In December 2019, the first cases of infection with a novel coronavirus, SARS-CoV-2, were diagnosed. Currently, there is no effective antiviral treatment for COVID-19. To address this emerging problem, we focused on the SARS-CoV-2 main protease that constitutes one of the most attractive antiviral drug targets. We have synthesized a combinatorial library of fluorogenic substrates with glutamine in the P1 position. We used it to determine the substrate preferences of the SARS-CoV and SARS-CoV-2 main proteases. On the basis of these findings, we designed and synthesized a potent SARS-CoV-2 inhibitor (Ac-Abu-dTyr-Leu-Gln-VS, half-maximal effective concentration of 3.7 µM) and two activity-based probes, for one of which we determined the crystal structure of its complex with the SARS-CoV-2 M^pro. We visualized active SARS-CoV-2 M^pro in nasopharyngeal epithelial cells of patients suffering from COVID-19 infection. The results of our work provide a structural framework for the design of inhibitors as antiviral agents and/or diagnostic tests.

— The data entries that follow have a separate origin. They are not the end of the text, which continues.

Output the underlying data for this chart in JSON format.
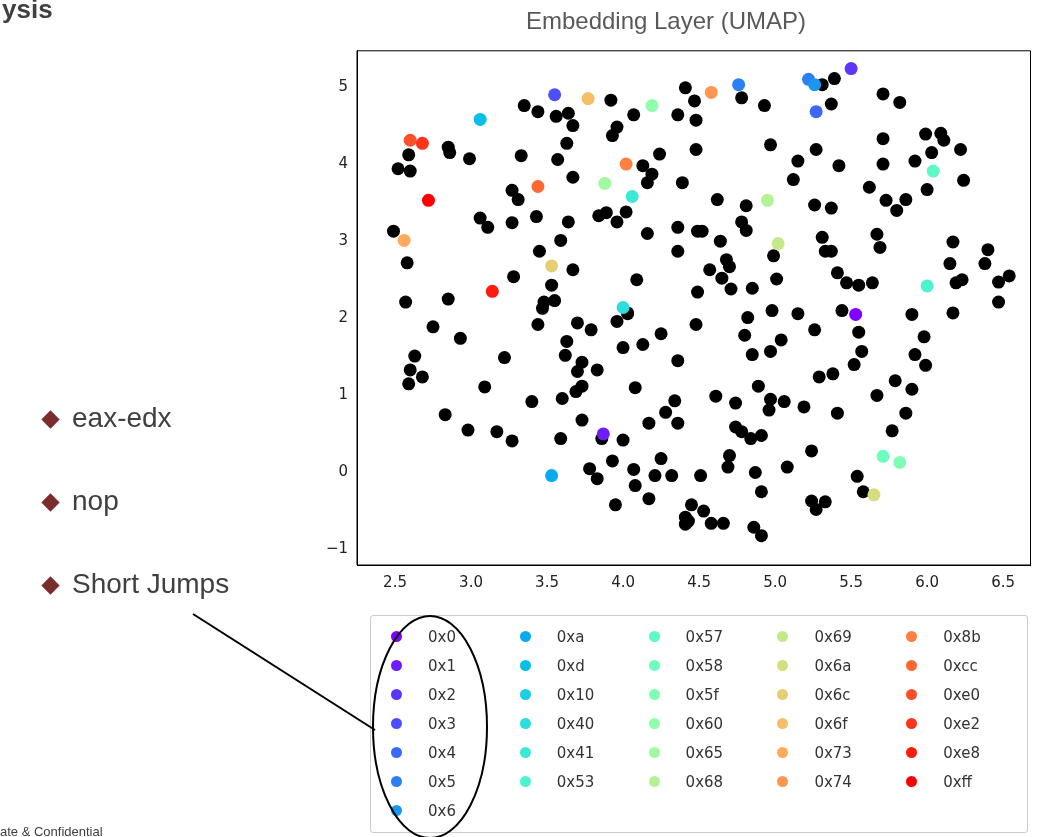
{
  "chart_data": {
    "type": "scatter",
    "title": "Embedding Layer (UMAP)",
    "xlim": [
      2.25,
      6.68
    ],
    "ylim": [
      -1.2,
      5.47
    ],
    "xticks": [
      {
        "value": 2.5,
        "label": "2.5"
      },
      {
        "value": 3,
        "label": "3.0"
      },
      {
        "value": 3.5,
        "label": "3.5"
      },
      {
        "value": 4,
        "label": "4.0"
      },
      {
        "value": 4.5,
        "label": "4.5"
      },
      {
        "value": 5,
        "label": "5.0"
      },
      {
        "value": 5.5,
        "label": "5.5"
      },
      {
        "value": 6,
        "label": "6.0"
      },
      {
        "value": 6.5,
        "label": "6.5"
      }
    ],
    "yticks": [
      {
        "value": -1,
        "label": "−1"
      },
      0,
      1,
      2,
      3,
      4,
      5
    ],
    "grid": false,
    "legend": "bottom",
    "marker": "circle",
    "annotations": [
      "ysis",
      "eax-edx",
      "nop",
      "Short Jumps",
      "ate & Confidential"
    ],
    "series": [
      {
        "color": "#000000",
        "x": [
          4.41,
          4.47,
          4.36,
          4.48,
          3.92,
          4.07,
          3.96,
          3.93,
          3.35,
          3.44,
          3.56,
          3.64,
          3.67,
          3.63,
          3.57,
          3.33,
          3.67,
          4.24,
          4.13,
          4.19,
          4.16,
          4.39,
          4.48,
          2.85,
          2.86,
          2.99,
          2.59,
          2.52,
          2.6,
          3.27,
          3.31,
          3.06,
          3.11,
          3.27,
          3.43,
          3.64,
          3.59,
          3.45,
          3.53,
          3.67,
          3.28,
          3.84,
          3.89,
          3.96,
          4.02,
          4.16,
          4.36,
          4.36,
          4.49,
          4.09,
          4.49,
          2.49,
          2.58,
          2.57,
          2.85,
          3.48,
          3.55,
          3.47,
          4.03,
          4.78,
          4.93,
          5.31,
          5.39,
          5.37,
          5.71,
          5.82,
          4.97,
          5.27,
          5.15,
          5.42,
          5.12,
          5.71,
          5.71,
          5.92,
          5.99,
          6.09,
          6.11,
          6.03,
          6.22,
          6.24,
          6.0,
          5.62,
          5.73,
          5.8,
          5.86,
          4.62,
          4.81,
          4.78,
          4.81,
          5.26,
          5.37,
          4.52,
          4.64,
          5.31,
          5.33,
          5.37,
          5.67,
          5.69,
          6.17,
          6.4,
          6.15,
          6.38,
          4.68,
          4.7,
          4.57,
          4.65,
          4.71,
          4.85,
          4.99,
          5.01,
          5.41,
          5.47,
          5.55,
          5.64,
          6.19,
          6.23,
          6.47,
          6.54,
          6.47,
          4.48,
          4.82,
          4.98,
          5.15,
          5.44,
          5.9,
          6.17,
          4.8,
          5.04,
          5.26,
          5.55,
          5.98,
          4.85,
          4.97,
          5.57,
          5.92,
          5.99,
          5.52,
          5.29,
          5.38,
          5.79,
          5.9,
          5.67,
          5.86,
          5.77,
          4.89,
          4.97,
          4.96,
          5.06,
          5.19,
          5.41,
          4.61,
          4.74,
          4.74,
          4.78,
          4.84,
          4.91,
          4.7,
          4.69,
          4.51,
          4.87,
          5.08,
          5.24,
          4.91,
          5.54,
          5.58,
          4.45,
          4.53,
          4.43,
          4.58,
          4.66,
          4.86,
          4.91,
          5.24,
          5.33,
          5.27,
          2.75,
          2.93,
          3.44,
          3.7,
          3.79,
          3.96,
          4.03,
          3.63,
          3.62,
          3.73,
          3.7,
          3.83,
          3.73,
          3.69,
          3.6,
          3.4,
          4.0,
          4.13,
          4.25,
          4.36,
          4.08,
          2.63,
          2.6,
          2.68,
          2.59,
          3.22,
          3.09,
          2.83,
          2.98,
          3.17,
          3.27,
          3.59,
          3.73,
          3.86,
          4.0,
          4.34,
          4.28,
          4.36,
          4.17,
          4.25,
          3.93,
          3.78,
          3.83,
          4.07,
          4.08,
          4.21,
          4.32,
          4.17,
          3.95,
          4.41,
          4.41
        ],
        "values": [
          4.99,
          4.82,
          4.64,
          4.57,
          4.83,
          4.64,
          4.48,
          4.37,
          4.76,
          4.68,
          4.62,
          4.66,
          4.5,
          4.27,
          4.06,
          4.11,
          3.83,
          4.13,
          3.98,
          3.87,
          3.76,
          3.76,
          4.19,
          4.22,
          4.15,
          4.07,
          4.12,
          3.94,
          3.91,
          3.66,
          3.54,
          3.3,
          3.18,
          3.24,
          3.32,
          3.25,
          3.01,
          2.87,
          2.43,
          2.63,
          2.54,
          3.33,
          3.37,
          3.25,
          3.38,
          3.1,
          3.18,
          2.87,
          3.13,
          2.5,
          2.34,
          3.13,
          2.72,
          2.21,
          2.25,
          2.21,
          2.23,
          2.13,
          2.07,
          4.86,
          4.76,
          5.03,
          5.11,
          4.78,
          4.91,
          4.8,
          4.25,
          4.19,
          4.04,
          3.98,
          3.8,
          4.33,
          4.0,
          4.04,
          4.39,
          4.4,
          4.31,
          4.15,
          4.19,
          3.79,
          3.67,
          3.7,
          3.53,
          3.4,
          3.54,
          3.54,
          3.46,
          3.25,
          3.14,
          3.47,
          3.43,
          3.13,
          3.0,
          3.05,
          2.87,
          2.87,
          3.09,
          2.92,
          2.99,
          2.89,
          2.71,
          2.71,
          2.76,
          2.67,
          2.63,
          2.52,
          2.38,
          2.39,
          2.81,
          2.51,
          2.59,
          2.46,
          2.43,
          2.46,
          2.46,
          2.5,
          2.47,
          2.55,
          2.21,
          1.92,
          2.01,
          2.1,
          2.06,
          2.1,
          2.05,
          2.07,
          1.78,
          1.72,
          1.85,
          1.82,
          1.76,
          1.53,
          1.57,
          1.57,
          1.53,
          1.39,
          1.4,
          1.24,
          1.28,
          1.19,
          1.08,
          1.0,
          0.77,
          0.54,
          1.12,
          0.95,
          0.81,
          0.92,
          0.85,
          0.77,
          0.99,
          0.9,
          0.59,
          0.53,
          0.44,
          0.48,
          0.22,
          0.07,
          -0.04,
          0.0,
          0.07,
          0.28,
          -0.25,
          -0.05,
          -0.25,
          -0.42,
          -0.5,
          -0.63,
          -0.66,
          -0.66,
          -0.71,
          -0.82,
          -0.37,
          -0.38,
          -0.48,
          1.89,
          1.74,
          1.92,
          1.94,
          1.85,
          1.96,
          2.06,
          1.7,
          1.52,
          1.43,
          1.31,
          1.33,
          1.12,
          1.05,
          0.96,
          0.92,
          1.62,
          1.66,
          1.8,
          1.45,
          1.1,
          1.51,
          1.33,
          1.24,
          1.15,
          1.49,
          1.11,
          0.75,
          0.55,
          0.53,
          0.41,
          0.44,
          0.68,
          0.44,
          0.42,
          0.93,
          0.78,
          0.64,
          0.64,
          0.18,
          0.15,
          0.05,
          -0.08,
          0.04,
          -0.17,
          -0.04,
          -0.04,
          -0.34,
          -0.42,
          -0.58,
          -0.67
        ]
      },
      {
        "name": "0x0",
        "color": "#8000ff",
        "x": [
          5.53
        ],
        "values": [
          2.05
        ]
      },
      {
        "name": "0x1",
        "color": "#6e1bff",
        "x": [
          3.87
        ],
        "values": [
          0.5
        ]
      },
      {
        "name": "0x2",
        "color": "#5e35fe",
        "x": [
          5.5
        ],
        "values": [
          5.24
        ]
      },
      {
        "name": "0x3",
        "color": "#4d4ffc",
        "x": [
          3.55
        ],
        "values": [
          4.9
        ]
      },
      {
        "name": "0x4",
        "color": "#3c68f9",
        "x": [
          5.27
        ],
        "values": [
          4.68
        ]
      },
      {
        "name": "0x5",
        "color": "#2b80f6",
        "x": [
          4.76,
          5.22
        ],
        "values": [
          5.03,
          5.1
        ]
      },
      {
        "name": "0x6",
        "color": "#1a96f3",
        "x": [
          5.26
        ],
        "values": [
          5.03
        ]
      },
      {
        "name": "0xa",
        "color": "#09abee",
        "x": [
          3.53
        ],
        "values": [
          -0.04
        ]
      },
      {
        "name": "0xd",
        "color": "#09bee9",
        "x": [
          3.06
        ],
        "values": [
          4.58
        ]
      },
      {
        "name": "0x10",
        "color": "#1acee3"
      },
      {
        "name": "0x40",
        "color": "#2bdddd",
        "x": [
          4.0
        ],
        "values": [
          2.14
        ]
      },
      {
        "name": "0x41",
        "color": "#3ce9d6",
        "x": [
          4.06
        ],
        "values": [
          3.58
        ]
      },
      {
        "name": "0x53",
        "color": "#4df3ce",
        "x": [
          6.0
        ],
        "values": [
          2.42
        ]
      },
      {
        "name": "0x57",
        "color": "#5ef9c6",
        "x": [
          6.04
        ],
        "values": [
          3.91
        ]
      },
      {
        "name": "0x58",
        "color": "#6efebe",
        "x": [
          5.71
        ],
        "values": [
          0.21
        ]
      },
      {
        "name": "0x5f",
        "color": "#80ffb4",
        "x": [
          5.82
        ],
        "values": [
          0.13
        ]
      },
      {
        "name": "0x60",
        "color": "#91feab",
        "x": [
          4.19
        ],
        "values": [
          4.76
        ]
      },
      {
        "name": "0x65",
        "color": "#a1f9a0",
        "x": [
          3.88
        ],
        "values": [
          3.75
        ]
      },
      {
        "name": "0x68",
        "color": "#b3f396",
        "x": [
          4.95
        ],
        "values": [
          3.53
        ]
      },
      {
        "name": "0x69",
        "color": "#c4e98b",
        "x": [
          5.02
        ],
        "values": [
          2.97
        ]
      },
      {
        "name": "0x6a",
        "color": "#d4dd80",
        "x": [
          5.65
        ],
        "values": [
          -0.29
        ]
      },
      {
        "name": "0x6c",
        "color": "#e6ce74",
        "x": [
          3.53
        ],
        "values": [
          2.68
        ]
      },
      {
        "name": "0x6f",
        "color": "#f7be68",
        "x": [
          3.77
        ],
        "values": [
          4.85
        ]
      },
      {
        "name": "0x73",
        "color": "#ffab5b",
        "x": [
          2.56
        ],
        "values": [
          3.01
        ]
      },
      {
        "name": "0x74",
        "color": "#ff964f",
        "x": [
          4.58
        ],
        "values": [
          4.93
        ]
      },
      {
        "name": "0x8b",
        "color": "#ff8042",
        "x": [
          4.02
        ],
        "values": [
          4.0
        ]
      },
      {
        "name": "0xcc",
        "color": "#ff6835",
        "x": [
          3.44
        ],
        "values": [
          3.71
        ]
      },
      {
        "name": "0xe0",
        "color": "#ff4f28",
        "x": [
          2.6
        ],
        "values": [
          4.31
        ]
      },
      {
        "name": "0xe2",
        "color": "#ff351b",
        "x": [
          2.68
        ],
        "values": [
          4.27
        ]
      },
      {
        "name": "0xe8",
        "color": "#ff1b0d",
        "x": [
          3.14
        ],
        "values": [
          2.35
        ]
      },
      {
        "name": "0xff",
        "color": "#ff0000",
        "x": [
          2.72
        ],
        "values": [
          3.53
        ]
      }
    ]
  }
}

2019 年 12 月，确诊了首例新型冠状病毒 SARS-CoV-2 感染病例。目前，没有针对 COVID-19 的有效抗病毒治疗方法。为了解决这个新出现的问题，我们专注于 SARS-CoV-2 主蛋白酶，它是最具吸引力的抗病毒药物靶点之一。我们已经合成了一个在 P1 位置具有谷氨酰胺的荧光底物组合文库。我们用它来确定 SARS-CoV 和 SARS-CoV-2 主要蛋白酶的底物偏好。在这些发现的基础上，我们设计并合成了一种有效的SARS-CoV的-2抑制剂（AC-Abu- d的Tyr-LEU-GLN-VS，3.7μM的半数最大有效浓度）和两个基于活动的探针，用于其中之一我们确定了其与 SARS-CoV-2 M ^pro复合物的晶体结构. 我们在 COVID-19 感染患者的鼻咽上皮细胞中观察到活性 SARS-CoV-2 M ^pro。我们的工作结果为设计抑制剂作为抗病毒剂和/或诊断测试提供了结构框架。